Keeping our services online is an essential part of our business. It’s for that reason that our systems are built and managed to perform, even with increased demand.
We are prepared for events such as this and as a result, our customers can be sure we are taking care of all of their needs. We have adopted and applied all necessary measures in order to let our data centers/services run as normal.
How is Covid-19 affecting your other business regions of operation in Poland, Germany, CZ, France and the UK?
As this is a global issue there is of course a wide-ranging impact, but we are working with our local teams and partners to ensure there is no interruption to our services and all our customers across Europe should be aware of the fact that we adopted all the correct and possible measures. As a matter of fact, we can guarantee our SLA.
How is this pandemic affecting the long term plans for the business?

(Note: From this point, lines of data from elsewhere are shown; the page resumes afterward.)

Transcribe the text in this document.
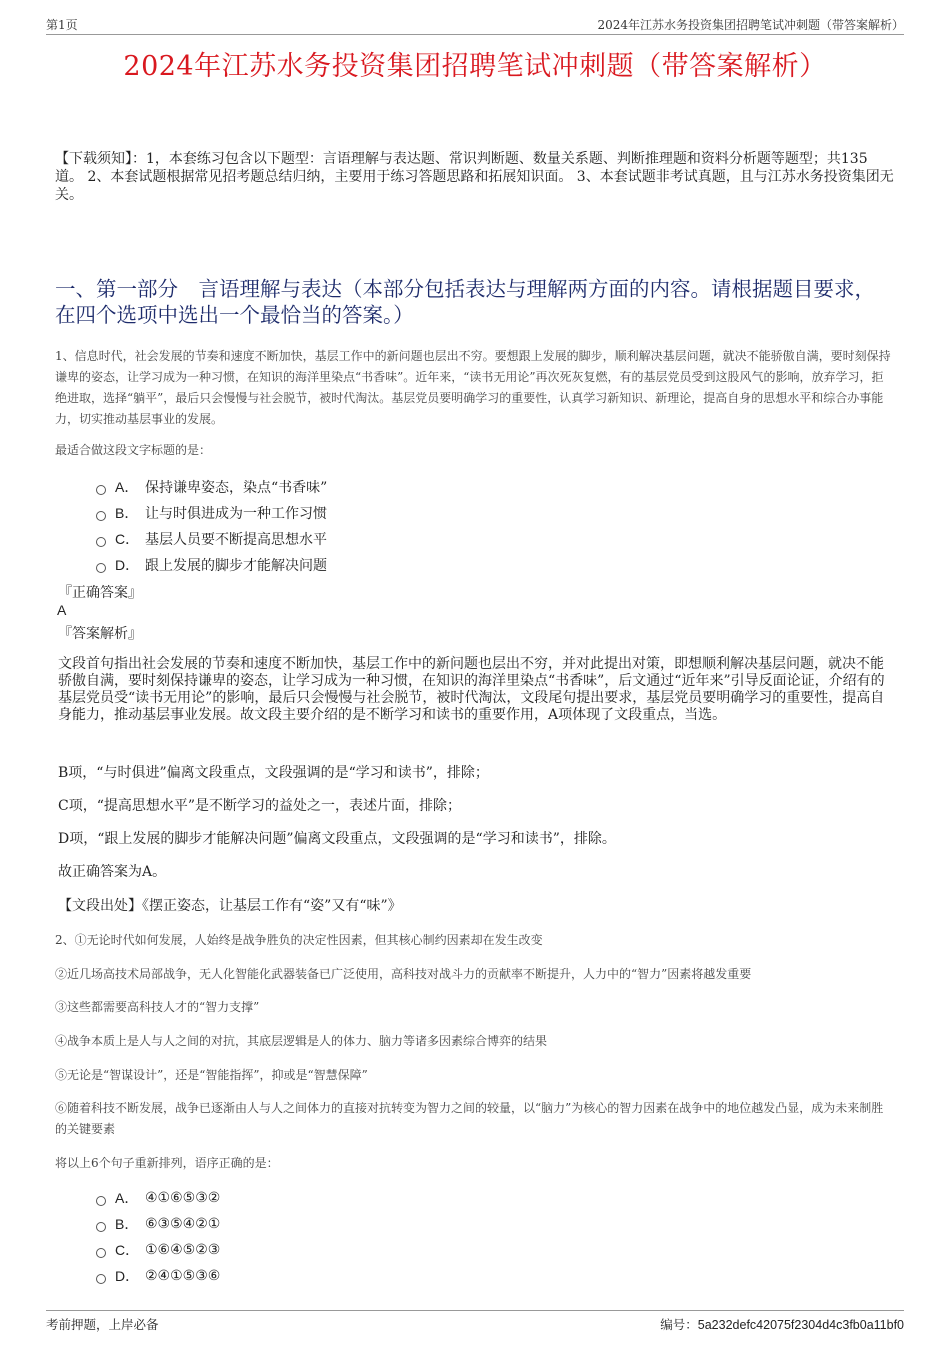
第1页	2024年江苏水务投资集团招聘笔试冲刺题（带答案解析）
2024年江苏水务投资集团招聘笔试冲刺题（带答案解析）
【下载须知】：1，本套练习包含以下题型：言语理解与表达题、常识判断题、数量关系题、判断推理题和资料分析题等题型；共135道。 2、本套试题根据常见招考题总结归纳，主要用于练习答题思路和拓展知识面。 3、本套试题非考试真题，且与江苏水务投资集团无关。
一、第一部分　言语理解与表达（本部分包括表达与理解两方面的内容。请根据题目要求，在四个选项中选出一个最恰当的答案。）
1、信息时代，社会发展的节奏和速度不断加快，基层工作中的新问题也层出不穷。要想跟上发展的脚步，顺利解决基层问题，就决不能骄傲自满，要时刻保持谦卑的姿态，让学习成为一种习惯，在知识的海洋里染点“书香味”。近年来，“读书无用论”再次死灰复燃，有的基层党员受到这股风气的影响，放弃学习，拒绝进取，选择“躺平”，最后只会慢慢与社会脱节，被时代淘汰。基层党员要明确学习的重要性，认真学习新知识、新理论，提高自身的思想水平和综合办事能力，切实推动基层事业的发展。
最适合做这段文字标题的是：
A． 保持谦卑姿态，染点“书香味”
B． 让与时俱进成为一种工作习惯
C． 基层人员要不断提高思想水平
D． 跟上发展的脚步才能解决问题
『正确答案』
A
『答案解析』
文段首句指出社会发展的节奏和速度不断加快，基层工作中的新问题也层出不穷，并对此提出对策，即想顺利解决基层问题，就决不能骄傲自满，要时刻保持谦卑的姿态，让学习成为一种习惯，在知识的海洋里染点“书香味”，后文通过“近年来”引导反面论证，介绍有的基层党员受“读书无用论”的影响，最后只会慢慢与社会脱节，被时代淘汰，文段尾句提出要求，基层党员要明确学习的重要性，提高自身能力，推动基层事业发展。故文段主要介绍的是不断学习和读书的重要作用，A项体现了文段重点，当选。
B项，“与时俱进”偏离文段重点，文段强调的是“学习和读书”，排除；
C项，“提高思想水平”是不断学习的益处之一，表述片面，排除；
D项，“跟上发展的脚步才能解决问题”偏离文段重点，文段强调的是“学习和读书”，排除。
故正确答案为A。
【文段出处】《摆正姿态，让基层工作有“姿”又有“味”》
2、①无论时代如何发展，人始终是战争胜负的决定性因素，但其核心制约因素却在发生改变
②近几场高技术局部战争，无人化智能化武器装备已广泛使用，高科技对战斗力的贡献率不断提升，人力中的“智力”因素将越发重要
③这些都需要高科技人才的“智力支撑”
④战争本质上是人与人之间的对抗，其底层逻辑是人的体力、脑力等诸多因素综合博弈的结果
⑤无论是“智谋设计”，还是“智能指挥”，抑或是“智慧保障”
⑥随着科技不断发展，战争已逐渐由人与人之间体力的直接对抗转变为智力之间的较量，以“脑力”为核心的智力因素在战争中的地位越发凸显，成为未来制胜的关键要素
将以上6个句子重新排列，语序正确的是：
A． ④①⑥⑤③②
B． ⑥③⑤④②①
C． ①⑥④⑤②③
D． ②④①⑤③⑥
考前押题，上岸必备	编号：5a232defc42075f2304d4c3fb0a11bf0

Nobody can determine the long-term impact, however, there will be risks, but also opportunities. At the moment we are currently focused on providing daily support to our staff and customers. Ensuring staff are healthy and customers experience no interruption to their service are key.
How is Aruba helping the local community during this crisis?
In this first phase, we’re focusing on our employees. This is a priority because by guaranteeing their work and contracts, we are ensuring we support them and their families in this difficult scenario.
At the same time, we are also activating specific initiatives which include providing concrete equipment to support local health facilities in Tuscany and Lombardy.